Something interesting happened in Philadelphia this week and it didn’t get the attention it deserved, largely due to City residents, news media included, preoccupied still on the election of Mr. Donald Trump, a political novice, to the Office of President. A shocking occurrence, Mr. Trump’s triumph over Mrs. Hillary Clinton is, indeed, newsworthy, but it shouldn’t, it can’t, overshadow for much longer local politics rather it should encourage frustrated voters to pursue truth and justice by involving themselves to a greater degree in the political happenings in their respective locales.
Philadelphia, since the election, has seen large anti-Trump protests, but also in the City was a re-branding of sorts by the Mayor that’s inconsistent with the political stance of Police Commissioner Mr. Richard Ross.
Mayor Jim Kenney – who endorsed Mrs. Clinton for president but extended congratulations to president-elect Trump in the wake of his victory – announced Thursday that Philadelphia is no longer identified as a sanctuary city, a place where local law enforcement refuses to cooperate with federal immigration officers seeking the detainment of undocumented immigrants, instead we are to call it the Fourth Amendment city.
The name change is being sold to the public as a brand reflective of the City’s standards.
“We respect and live up to the Fourth Amendment, which means you can’t be held against your will without a warrant from the court signed by a judge.
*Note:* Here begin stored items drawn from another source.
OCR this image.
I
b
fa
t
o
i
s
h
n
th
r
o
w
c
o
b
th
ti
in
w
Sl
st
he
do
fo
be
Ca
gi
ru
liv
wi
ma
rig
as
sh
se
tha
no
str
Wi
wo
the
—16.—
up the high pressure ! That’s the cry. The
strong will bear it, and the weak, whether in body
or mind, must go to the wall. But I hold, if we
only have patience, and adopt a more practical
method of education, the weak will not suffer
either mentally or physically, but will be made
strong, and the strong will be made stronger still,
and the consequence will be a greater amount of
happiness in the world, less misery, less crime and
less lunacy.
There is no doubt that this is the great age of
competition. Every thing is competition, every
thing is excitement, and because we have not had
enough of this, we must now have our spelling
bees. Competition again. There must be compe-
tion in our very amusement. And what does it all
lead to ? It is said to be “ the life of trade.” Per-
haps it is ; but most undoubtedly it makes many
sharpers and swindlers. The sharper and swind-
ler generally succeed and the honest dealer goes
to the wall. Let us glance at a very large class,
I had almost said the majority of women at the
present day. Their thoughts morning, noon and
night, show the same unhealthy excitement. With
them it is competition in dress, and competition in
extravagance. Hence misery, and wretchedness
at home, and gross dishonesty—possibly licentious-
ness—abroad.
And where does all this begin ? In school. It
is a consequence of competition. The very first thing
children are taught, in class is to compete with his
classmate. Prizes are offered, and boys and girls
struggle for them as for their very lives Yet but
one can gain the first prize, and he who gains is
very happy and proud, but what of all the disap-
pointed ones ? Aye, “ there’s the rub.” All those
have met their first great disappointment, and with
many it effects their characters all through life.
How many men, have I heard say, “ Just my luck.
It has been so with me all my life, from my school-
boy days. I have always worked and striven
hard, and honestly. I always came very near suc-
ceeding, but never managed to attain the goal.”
So yeah, we will continue to be a Fourth Amendment city abiding by the constitution,” the Mayor told the Philadelphia Inquirer.
Kudos I give to Mayor Kenney for his consistent stance on this issue. However, going as far as calling Philadelphia a Fourth Amendment city is a bit hyperbolic considering Mr. Ross, when presented in public with an inquiry as to whether or not he would require stop-and-frisk to be executed under the Fourth Amendment standard of probable cause, said he would not; despite both having the power to make that reform possible and the City’s long established pattern of stopping black and brown men without reasonable suspicion, which, as a result of a consent decree, is, and was long ago, to be mitigated.
The Mayor, providing further reasoning for the name change, said “we have no authority to violate the Fourth Amendment,” but in fact, it’s violated quite often in Philadelphia, and has been for some time now.
Not only is the Fourth Amendment standard of probable cause, due to a 1968 Supreme Court ruling, not applied here or elsewhere to pedestrian stops, which occur with the most frequency and brute force in black and brown neighborhoods, but the lesser standard of reasonable suspicion is also circumvented by police officers who are either lazy, bored, racist or incompetent.
Philadelphia may aspire to be a Fourth Amendment city, and that’s admirable, but it is not one today and surely wasn’t one yesterday or the years that preceded this week, though it could easily become one if Mr. Ross, at either the behest of the Mayor or as the result of soul-searching, embraces his autonomy, chooses to be a bold leader, and opts for innovation over the status quo.